This is a guest post by Monica Valentine, Program Specialist in the Library’s Young Readers Center, and Megan White, Visitor Services Specialist in the Library’s Visitor Engagement Office.
Today marks the 57th anniversary of the March on Washington. The legacy and memory of U.S. Representative John Robert Lewis, who passed away last month, is sure to loom large over any commemoration of this event. Lewis, at 23, was the youngest keynote speaker at the march, where he addressed a group of more than 200,000. The event has come to symbolize the civil rights movement of the 1960s.
In December of 2015, 60 years since the arrest of Rosa Parks in Montgomery, Lewis and co-author Andrew Aydin spoke to a group of DC area 7th graders at the Young Readers Center about his life as chronicled in their award winning graphic novel series March. With a humble and gentle spirit, Lewis shared some of what he learned and experienced over his remarkable journey. He traced his life from raising chickens on his father’s farm to the unfairness of the Jim Crow Laws in the south to his decision to “get in the way” and get in what he described as “good trouble” to change those laws. Attributing the arrest of Rosa Parks as the spark for his actions, Lewis described meeting Parks at 17 and later meeting the Reverend Dr. Martin Luther King who introduced him to “the way of peace, the way of non-violence,” which shaped his life. He went on to become the chairman of the Student Nonviolent Coordinating Committee, known as SNCC, which was one of the groups that organized the March on Washington. He urged the students “to continue to read, never give up, never become bitter, never hate, hate is too heavy a burden to bear.”
Lewis also shared an intimate moment from his 33 years of service in the U.S. House of Representatives representing Georgia’s 5th district. He described a visit from a man who had beaten him and his white seatmate on a bus as they returned from the freedom rides in the 1960s. At this time, in his seventies and accompanied by his son in Lewis’s congressional office, the man apologized and asked Lewis, “Will you forgive me?” Tears and an embrace followed. Lewis told the students that this moment was made possible by “the power of peace, the way of love, and the way of non-violence.” He went on to share, “when people tell me nothing has changed I feel like saying, come and walk in my shoes. I’ll show you a change.”

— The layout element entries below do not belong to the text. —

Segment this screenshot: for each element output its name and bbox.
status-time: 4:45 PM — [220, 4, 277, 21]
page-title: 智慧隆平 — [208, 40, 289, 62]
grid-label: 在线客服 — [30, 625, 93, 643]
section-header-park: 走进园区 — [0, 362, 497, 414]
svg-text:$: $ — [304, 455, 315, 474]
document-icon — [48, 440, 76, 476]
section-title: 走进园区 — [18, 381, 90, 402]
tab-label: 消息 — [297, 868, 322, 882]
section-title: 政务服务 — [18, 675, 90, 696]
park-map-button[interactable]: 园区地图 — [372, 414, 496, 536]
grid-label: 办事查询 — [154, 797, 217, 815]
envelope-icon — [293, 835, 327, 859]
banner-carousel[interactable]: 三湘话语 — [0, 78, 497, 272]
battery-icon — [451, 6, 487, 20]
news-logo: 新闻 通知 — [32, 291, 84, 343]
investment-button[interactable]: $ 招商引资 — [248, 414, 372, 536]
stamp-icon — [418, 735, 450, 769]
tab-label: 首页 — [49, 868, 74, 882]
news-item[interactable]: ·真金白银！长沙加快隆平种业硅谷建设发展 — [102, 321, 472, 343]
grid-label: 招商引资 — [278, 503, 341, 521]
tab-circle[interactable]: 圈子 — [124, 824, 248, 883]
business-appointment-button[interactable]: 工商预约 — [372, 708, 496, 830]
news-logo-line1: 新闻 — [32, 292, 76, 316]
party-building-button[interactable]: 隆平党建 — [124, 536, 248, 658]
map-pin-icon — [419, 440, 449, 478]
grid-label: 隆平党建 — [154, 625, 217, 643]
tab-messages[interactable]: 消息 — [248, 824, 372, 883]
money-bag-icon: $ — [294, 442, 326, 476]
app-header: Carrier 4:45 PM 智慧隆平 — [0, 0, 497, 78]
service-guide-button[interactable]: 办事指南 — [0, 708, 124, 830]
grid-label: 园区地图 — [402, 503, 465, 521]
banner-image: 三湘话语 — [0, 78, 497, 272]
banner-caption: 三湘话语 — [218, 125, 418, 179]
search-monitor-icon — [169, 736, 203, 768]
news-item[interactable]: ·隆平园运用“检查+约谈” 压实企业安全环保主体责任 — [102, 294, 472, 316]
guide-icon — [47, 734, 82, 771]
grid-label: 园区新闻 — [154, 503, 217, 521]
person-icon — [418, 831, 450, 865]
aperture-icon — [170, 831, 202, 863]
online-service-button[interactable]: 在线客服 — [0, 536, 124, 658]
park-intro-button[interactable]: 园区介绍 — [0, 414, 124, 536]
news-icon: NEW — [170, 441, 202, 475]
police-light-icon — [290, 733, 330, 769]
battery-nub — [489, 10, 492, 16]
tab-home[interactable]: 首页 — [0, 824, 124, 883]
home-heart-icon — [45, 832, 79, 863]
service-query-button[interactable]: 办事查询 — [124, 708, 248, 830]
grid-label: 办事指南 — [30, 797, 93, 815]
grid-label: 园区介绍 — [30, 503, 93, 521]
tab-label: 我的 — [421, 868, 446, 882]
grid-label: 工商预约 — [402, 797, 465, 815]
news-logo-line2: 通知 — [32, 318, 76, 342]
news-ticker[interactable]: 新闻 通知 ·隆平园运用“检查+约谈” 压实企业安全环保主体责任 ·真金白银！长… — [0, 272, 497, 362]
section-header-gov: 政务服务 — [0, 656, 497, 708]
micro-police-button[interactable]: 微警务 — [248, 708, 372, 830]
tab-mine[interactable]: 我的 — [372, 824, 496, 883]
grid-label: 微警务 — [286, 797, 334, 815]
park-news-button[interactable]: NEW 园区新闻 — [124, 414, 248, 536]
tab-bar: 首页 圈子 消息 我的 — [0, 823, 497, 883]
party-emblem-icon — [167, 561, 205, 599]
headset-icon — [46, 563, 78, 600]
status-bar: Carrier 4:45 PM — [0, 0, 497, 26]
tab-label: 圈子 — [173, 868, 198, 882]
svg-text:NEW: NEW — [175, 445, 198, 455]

Lewis and Aydin’s March is not the first graphic novel about the Civil Rights Movement. It joins a tradition of comics going at least as far back as 1957 when “Martin Luther King and The Montgomery Story” was published by the Fellowship of Reconciliation. This 16 page story wasn’t popular in comic book circles, but it was read widely in civil rights groups, churches, and schools. It even inspired activists as far away from Montgomery as Latin America, South Africa, and Vietnam.
In the spirit of John Lewis’s “good trouble,” for this year’s anniversary of the March on Washington, consider talking with your children or students about times when a peaceful approach solved a problem or resolved a disagreement and create a comic strip to recount the story. You can also watch Lewis discuss March at the 2014 National Book Festival, March II in a talk at the Young Readers Center, and March III at the 2016 National Book Festival, or hear more accounts of the march in oral histories from the Civil Rights History Project.